La 22e édition du Printemps des Poètes se tiendra du 7 au 23 mars, elle sera placée sous le signe du Courage à l'initiative de Sophie Nauleau. Après La Poésie à l'épreuve de soi, dédiée à l'Ardeur en 2018, Sophie Nauleau récidive, elle qui a « les yeux de Chimène pour les mots des poètes » depuis l'enfance. Ecrivain, elle n'est pas poète elle-même, mais elle sait tout de la poésie (elle est docteur en Littérature française). Elle sait tout aussi à propos de l'art et de son histoire (elle est diplômée de l'Ecole du Louvre). Elle maîtrise donc la poétique, mais elle n'en est pas restée à Aristote : elle est de ceux qui contribuent aujourd'hui à dégager une poétique du rythme comme poétique de la spécificité des oeuvres, la poétique de leur liberté et de leur histoire.
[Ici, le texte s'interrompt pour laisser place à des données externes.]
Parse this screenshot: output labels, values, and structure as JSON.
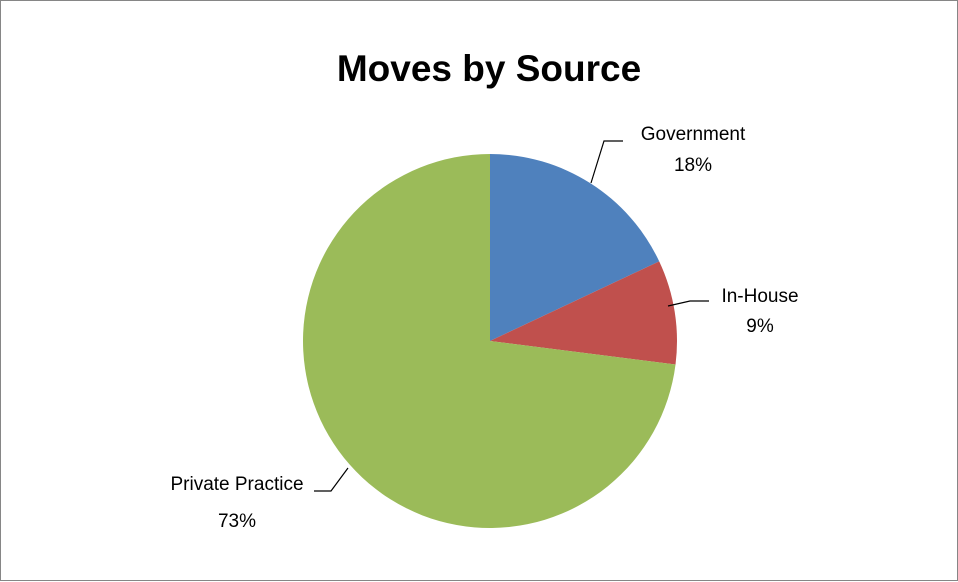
{
  "chart_data": {
    "type": "pie",
    "title": "Moves by Source",
    "categories": [
      "Government",
      "In-House",
      "Private Practice"
    ],
    "values": [
      18,
      9,
      73
    ],
    "value_labels": [
      "18%",
      "9%",
      "73%"
    ],
    "colors": [
      "#4F81BD",
      "#C0504D",
      "#9BBB59"
    ],
    "start_angle_deg": 0,
    "direction": "clockwise",
    "legend": "none",
    "data_labels": "outside-with-leader-lines"
  }
}
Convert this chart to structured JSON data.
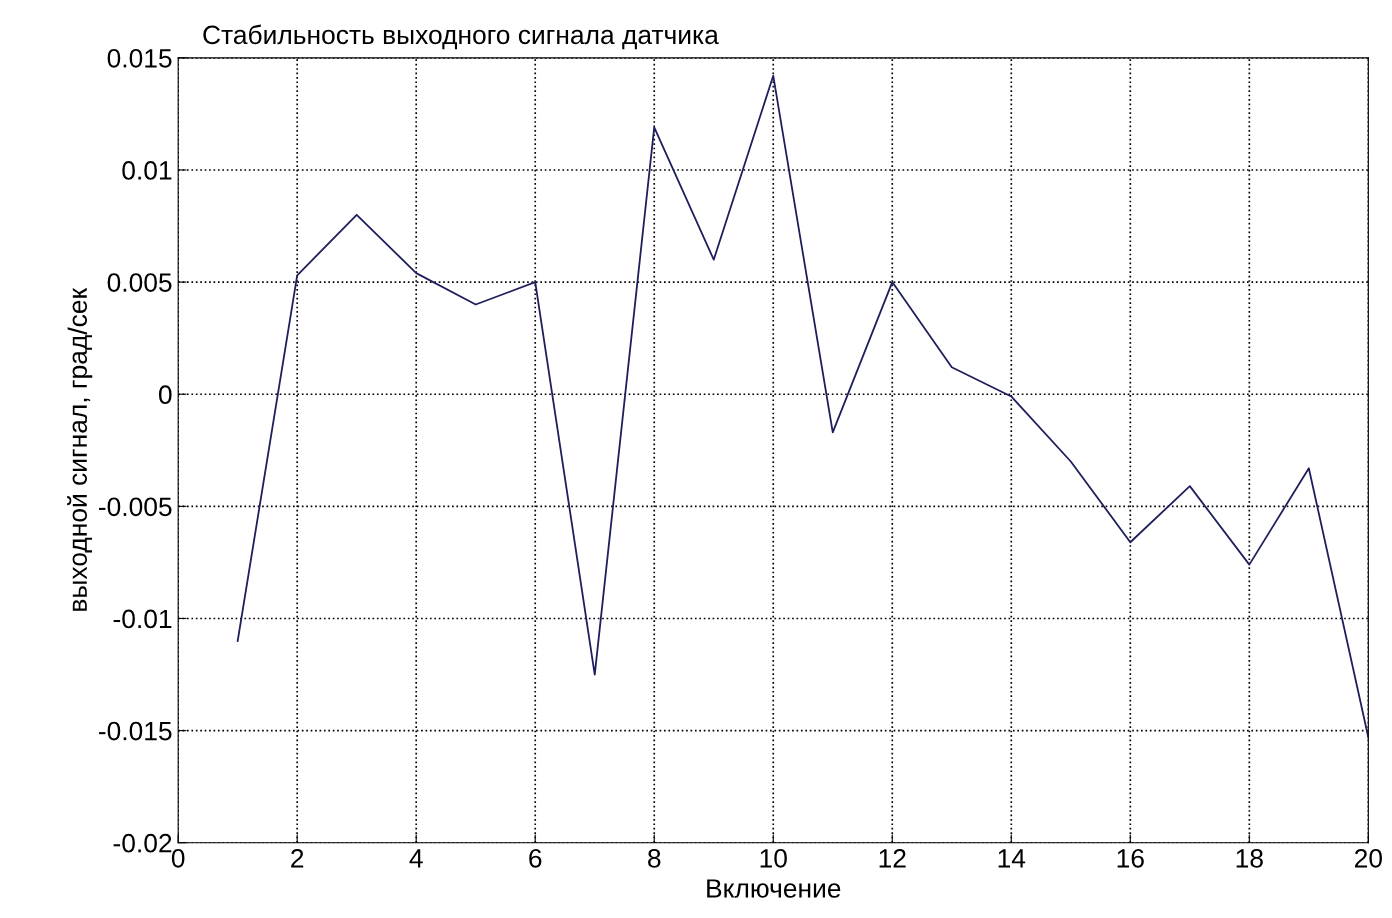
{
  "chart_data": {
    "type": "line",
    "title": "Стабильность выходного сигнала датчика",
    "xlabel": "Включение",
    "ylabel": "выходной сигнал, град/сек",
    "x": [
      1,
      2,
      3,
      4,
      5,
      6,
      7,
      8,
      9,
      10,
      11,
      12,
      13,
      14,
      15,
      16,
      17,
      18,
      19,
      20
    ],
    "series": [
      {
        "color": "#1f1f5e",
        "values": [
          -0.011,
          0.0053,
          0.008,
          0.0054,
          0.004,
          0.005,
          -0.0125,
          0.0119,
          0.006,
          0.0142,
          -0.0017,
          0.005,
          0.0012,
          -0.0001,
          -0.003,
          -0.0066,
          -0.0041,
          -0.0076,
          -0.0033,
          -0.0153
        ]
      }
    ],
    "xlim": [
      0,
      20
    ],
    "xticks": [
      0,
      2,
      4,
      6,
      8,
      10,
      12,
      14,
      16,
      18,
      20
    ],
    "ylim": [
      -0.02,
      0.015
    ],
    "yticks": [
      -0.02,
      -0.015,
      -0.01,
      -0.005,
      0,
      0.005,
      0.01,
      0.015
    ],
    "grid": true,
    "line_style": "solid",
    "legend": false
  }
}
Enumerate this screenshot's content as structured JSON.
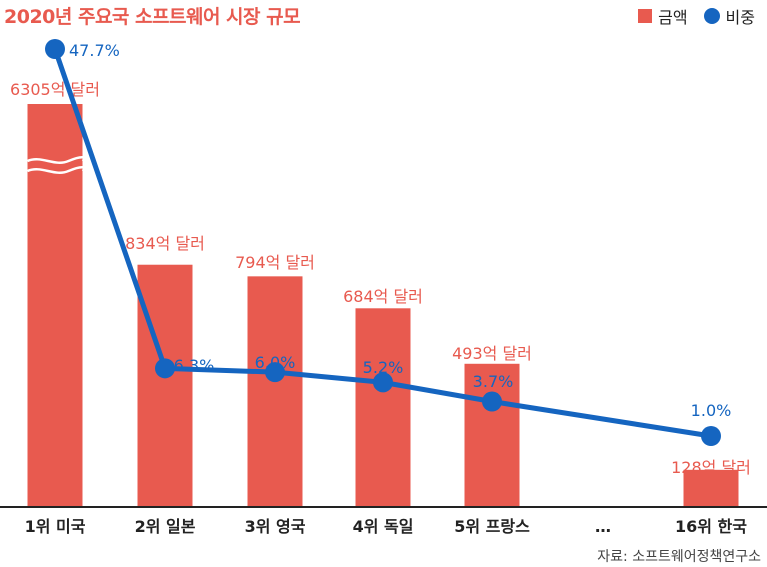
{
  "title": "2020년 주요국 소프트웨어 시장 규모",
  "legend": {
    "amount": "금액",
    "share": "비중"
  },
  "source": "자료: 소프트웨어정책연구소",
  "colors": {
    "bar": "#e85a4f",
    "line": "#1565c0"
  },
  "chart_data": {
    "type": "bar",
    "categories": [
      "1위 미국",
      "2위 일본",
      "3위 영국",
      "4위 독일",
      "5위 프랑스",
      "…",
      "16위 한국"
    ],
    "series": [
      {
        "name": "금액",
        "values": [
          6305,
          834,
          794,
          684,
          493,
          null,
          128
        ],
        "labels": [
          "6305억 달러",
          "834억 달러",
          "794억 달러",
          "684억 달러",
          "493억 달러",
          "",
          "128억 달러"
        ]
      },
      {
        "name": "비중",
        "type": "line",
        "values": [
          47.7,
          6.3,
          6.0,
          5.2,
          3.7,
          null,
          1.0
        ],
        "labels": [
          "47.7%",
          "6.3%",
          "6.0%",
          "5.2%",
          "3.7%",
          "",
          "1.0%"
        ]
      }
    ],
    "axis_break": true,
    "ylim": [
      0,
      1000
    ]
  }
}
Elle maîtrise en même temps l'histoire de l'art en train de se faire, et c'est pourquoi elle a demandé à Pierre Soulages le tableau qui, reproduit sur l'affiche de cette 22e édition, donnera le ton à cette dernière. Elle introduit cette même édition avec un succulent petit livre d'une grande densité : Espère en ton courage (80 pages, Actes Sud, 13 euros).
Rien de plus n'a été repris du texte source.